Michelle discussed on use case from a scholar at Cornell, Prof. Ed Baptist (History). He wanted to access in-copyright content of HathiTrust, which is about Slave narrative from the Federal Writer’s Project. He would like to do some entity extraction and topic modeling on the data. However, this is in-copyright can HathiTrust does not provide scanned image.
Miao: will dig out a previous email to look more into this use case
Loretta:For entity extraction, such as time, it's easy to extract some strings from text, e.g. today, yesterday, but it's hard to put them in the timeline.
She also shared some knowledge on HTRC analysis on in copyrighted content in the future. Mainly, features will be extracted, such as word frequencies. There have also been discussion on getting co-occurrence matrix for topic modeling purpose.

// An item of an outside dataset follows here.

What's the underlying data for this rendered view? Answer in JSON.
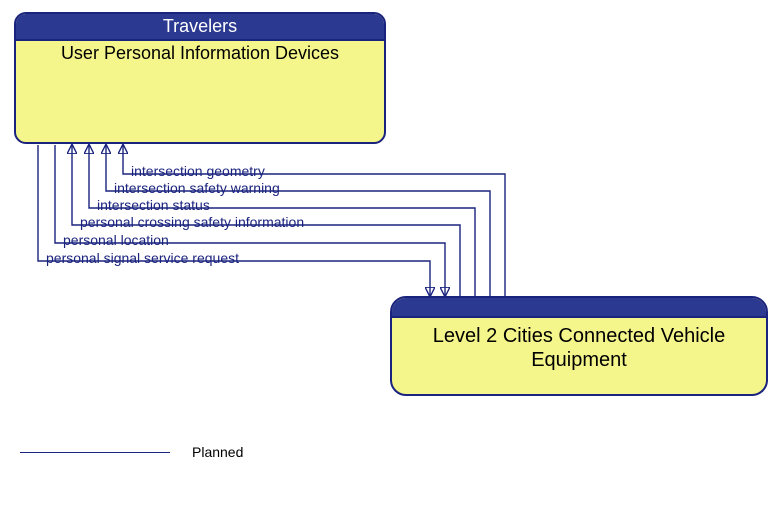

Michelle: Prof. Baptist taught digital history class this past semester, which included emphasis on introducing algorithmic analysis to students. The class was introduced to HTRC porat and Prof. Baptist used topic modeling samples from it as a teaching method in class. He showed students word cloud from different perspectives, e.g. comparing narratives of enslavement as told by slaves and abolitionists; quite interesting to compare the word clouds.

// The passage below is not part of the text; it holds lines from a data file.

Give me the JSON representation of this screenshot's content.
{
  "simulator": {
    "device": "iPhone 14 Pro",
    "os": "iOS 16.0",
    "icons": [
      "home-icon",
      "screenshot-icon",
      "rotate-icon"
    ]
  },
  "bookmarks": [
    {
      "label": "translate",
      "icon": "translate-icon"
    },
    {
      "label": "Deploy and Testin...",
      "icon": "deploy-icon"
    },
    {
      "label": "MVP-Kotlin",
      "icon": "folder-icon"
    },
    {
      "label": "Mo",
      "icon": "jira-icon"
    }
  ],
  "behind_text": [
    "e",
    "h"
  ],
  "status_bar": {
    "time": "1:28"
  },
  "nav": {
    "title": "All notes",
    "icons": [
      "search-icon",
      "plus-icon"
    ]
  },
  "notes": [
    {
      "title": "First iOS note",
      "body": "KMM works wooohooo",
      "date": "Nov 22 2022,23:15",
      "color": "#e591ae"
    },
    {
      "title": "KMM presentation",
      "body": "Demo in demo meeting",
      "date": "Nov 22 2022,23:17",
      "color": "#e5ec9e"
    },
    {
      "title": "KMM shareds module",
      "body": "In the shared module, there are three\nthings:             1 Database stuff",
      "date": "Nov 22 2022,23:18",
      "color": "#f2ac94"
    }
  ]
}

There has been interest in scholarly community to have XML files from some place and use it for other purposes.
Then the discussion went on to visualization. It's useful in showing people associations from the data in an interactive way. Loretta mentioned there could be difficulty in setting up such servers or service for visualization.
Miao mentioned the most recent HTRC architecture in plan has a part for R/Python, as another way of interacting with HTRC text.